Sa voix traînait un peu.

- … Nous nous trouvons devant un cas d'une extrême complexité qui nous déroutera probablement. Aussi, j'in-siste pour que Nadia soit informée au minimum, et pour que tous les renseignements soient confiés à l'ordinateur. Afin d'éviter dans toute la mesure du possible l'interférence des interprétations hâtives.

- Oui, bien sûr, dit le chef avec un rien d'impatience dans la voix. Et vous, dit-il en se tournant vers l'homme de Varsovie, avez-vous quelque idée ?

- Je pense au statut de l'agent à Paris, et à sa propre présentation au Pape. Je verrais bien qu'elle soit en stage d'étude des religions dans quelque université parisienne. Dans le cas de Nadia qui a travaillé au Musée de l'athéisme ce serait tout à fait adapté. Par ailleurs, si elle établit le contact, je vois à ce statut un double avantage premièrement, la conversation en sera parfois facilitée, et, deuxièmement, le Pape prendra garde plus encore à ne pas se dévoiler. Ceci évitera des initiatives intempestives de l'agent, rendra son rôle plus difficile, et donc plus fructueux.

Les visages s'inclinèrent légèrement, avec des moues de connaisseurs.

- Exact ! dit l'homme rondelet. Il faut toujours aller au plus difficile. Et vous ? fit-il à l'agent de Hong-Kong.

- S'il s'avérait que les Chinois occupent déjà la place, peut-être pourrais-je venir à Paris avec quelques camarades. Le temps d'éclaricir la situation... nous serions en mission commerciale.

- Un instant...

Le chef du K.G.B. venait de porter la main à la poche du portefeuille. Il en sortit un objet, de la taille d'une petite boîte d'allumettes, qu'il appliqua contre son oreille. Son visage s'éclaira imperceptiblement. Il remit l'appareil dans sa poche.

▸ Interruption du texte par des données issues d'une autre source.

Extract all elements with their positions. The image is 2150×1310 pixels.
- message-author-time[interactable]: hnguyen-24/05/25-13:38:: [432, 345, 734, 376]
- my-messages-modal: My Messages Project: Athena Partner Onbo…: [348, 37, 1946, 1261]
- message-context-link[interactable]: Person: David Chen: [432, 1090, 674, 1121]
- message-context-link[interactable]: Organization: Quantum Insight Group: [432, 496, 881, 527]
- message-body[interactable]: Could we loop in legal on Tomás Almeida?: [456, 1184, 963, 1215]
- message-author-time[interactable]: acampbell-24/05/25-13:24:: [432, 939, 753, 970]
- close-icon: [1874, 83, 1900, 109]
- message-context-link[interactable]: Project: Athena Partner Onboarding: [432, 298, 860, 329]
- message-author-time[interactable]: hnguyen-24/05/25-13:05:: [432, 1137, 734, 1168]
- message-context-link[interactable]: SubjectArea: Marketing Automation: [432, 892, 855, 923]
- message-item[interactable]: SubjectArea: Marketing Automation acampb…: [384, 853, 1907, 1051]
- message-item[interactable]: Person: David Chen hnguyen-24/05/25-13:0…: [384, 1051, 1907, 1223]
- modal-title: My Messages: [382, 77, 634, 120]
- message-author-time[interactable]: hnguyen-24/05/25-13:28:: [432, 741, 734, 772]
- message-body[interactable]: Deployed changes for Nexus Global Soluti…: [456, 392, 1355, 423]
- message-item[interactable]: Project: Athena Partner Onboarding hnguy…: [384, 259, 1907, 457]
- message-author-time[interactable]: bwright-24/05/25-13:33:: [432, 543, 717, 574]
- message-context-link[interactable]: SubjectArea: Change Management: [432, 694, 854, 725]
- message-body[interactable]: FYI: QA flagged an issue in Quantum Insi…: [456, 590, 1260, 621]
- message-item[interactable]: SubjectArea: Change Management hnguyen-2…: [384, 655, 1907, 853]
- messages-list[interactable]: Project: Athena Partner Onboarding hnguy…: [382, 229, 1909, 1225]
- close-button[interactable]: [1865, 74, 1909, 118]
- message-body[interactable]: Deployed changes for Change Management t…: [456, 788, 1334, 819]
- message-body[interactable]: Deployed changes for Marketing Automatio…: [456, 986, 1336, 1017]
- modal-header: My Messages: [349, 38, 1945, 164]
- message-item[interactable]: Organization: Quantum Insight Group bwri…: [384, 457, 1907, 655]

- Rome a téléphoné, me dit-on. La gonio n'enregistre plus rien là-bas. Il y a de grandes chances pour que le Pape ait emporté l'émetteur en partant.

Il reprit après un silence :

- Reste la première question : si nous parvenons à contrôler le Pape, que faire ?

L'homme de Varsovie eut un mouvement de la main pour intervenir :

- Je crois qu'il faudrait envisager de faire récupérer le Pape par l'appareil ecclésiastique. Il suffit de la moindre indiscrétion. Tout donne à penser que l'appareil ecclésiastique, après l'avoir récupéré, exercerait sur sa personne et sa fonction un contrôle très strict. Ainsi tout rentrerait dans l'ordre.

« Panama » leva la main :

- Peut-être serait-il possible d'obtenir un double résultat. Je verrais bien qu'on donne le Pape à la C.I.A., après avoir assuré notre contrôle de l'opération... Les Américains ne manqueraient pas de restituer le Pape à l'appareil administratif de l'Eglise, mais en cours de manoeuvre, des possibilités intéressantes s'offriraient sans doute...  

L'homme de Hong-kong intervint à son tour :

- Il faut laisser les Chinois aboutir, et trouver dans leurs initiatives l'occasion de leur infliger une perte de prestige très sévère auprès des catholiques d'Asie, d'Amérique latine ou d'ailleurs.., et plus largement les mettre en difficulté devant l'opinion internationale.

L'homme rondelet résuma :

- L'opération demande une attention exceptionnelle. Dès que le Pape sera repéré, nous ferons une étude permanente, très souple, des possibilités qui s'offrent. Je vous demanderai alors, si c'est nécessaire, de revenir à Moscou.

 

Tous s'étaient levés, ils se serrèrent la main et sortirent.